I don’t believe that our continued survival as a species was ever determined by what tore us apart.  Our survival depended then – and still does today – on what brings us together and binds us together.

When we look at extremes of abuse and perpetration of violence and trauma we are looking at the ABSENCE of the positive traits that ensured our specie’s reproductive fitness and the continuance of our genetic lines.

Rather than try to examine the faults of any single individual representative of our species I believe it would be far more helpful and productive to search for the malevolent conditions that existed in their earliest caregiving environment that CHANGED how their genes manifested themselves during the earliest critical windows of their development.

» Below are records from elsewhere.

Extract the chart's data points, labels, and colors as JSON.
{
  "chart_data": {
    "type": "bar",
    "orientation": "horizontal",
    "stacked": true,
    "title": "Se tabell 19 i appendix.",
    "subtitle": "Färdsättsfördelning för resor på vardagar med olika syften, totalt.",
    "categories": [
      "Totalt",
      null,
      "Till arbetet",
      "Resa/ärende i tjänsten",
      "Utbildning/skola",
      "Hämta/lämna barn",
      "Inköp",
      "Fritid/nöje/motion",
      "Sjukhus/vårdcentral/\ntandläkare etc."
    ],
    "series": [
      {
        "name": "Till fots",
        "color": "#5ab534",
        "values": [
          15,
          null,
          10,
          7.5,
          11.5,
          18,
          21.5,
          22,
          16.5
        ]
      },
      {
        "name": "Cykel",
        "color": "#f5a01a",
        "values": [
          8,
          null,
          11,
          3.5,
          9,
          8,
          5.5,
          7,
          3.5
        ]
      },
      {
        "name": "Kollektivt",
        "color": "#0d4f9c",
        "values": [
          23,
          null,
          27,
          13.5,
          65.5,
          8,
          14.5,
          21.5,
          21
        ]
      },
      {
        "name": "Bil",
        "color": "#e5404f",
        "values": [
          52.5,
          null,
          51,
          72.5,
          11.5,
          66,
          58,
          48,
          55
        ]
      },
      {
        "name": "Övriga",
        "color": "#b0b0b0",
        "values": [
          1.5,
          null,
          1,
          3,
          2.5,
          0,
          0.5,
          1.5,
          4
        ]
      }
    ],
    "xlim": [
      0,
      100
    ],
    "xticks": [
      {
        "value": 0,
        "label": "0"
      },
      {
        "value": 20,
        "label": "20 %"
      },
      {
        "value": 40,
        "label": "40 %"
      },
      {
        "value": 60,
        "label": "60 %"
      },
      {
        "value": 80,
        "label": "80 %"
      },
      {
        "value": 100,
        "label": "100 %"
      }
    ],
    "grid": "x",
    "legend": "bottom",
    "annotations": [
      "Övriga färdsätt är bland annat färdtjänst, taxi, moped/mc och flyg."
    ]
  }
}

If we can manage to take a step back as we examine human behavior that represents a ‘tearing apart’ of the fabric of healthily bonded social connections and their expressions we will begin to notice how clearly these negative patterns reflect malevolence in an environment of deprivation and trauma.  The negative displays the absence of the positive.

As we begin to focus on the necessary POSTIVE qualities that contribute to building the best body-brain possible in a new little human being we will automatically lessen the potential for a lifetime of trouble that growing a body-brain in a malevolent environment causes.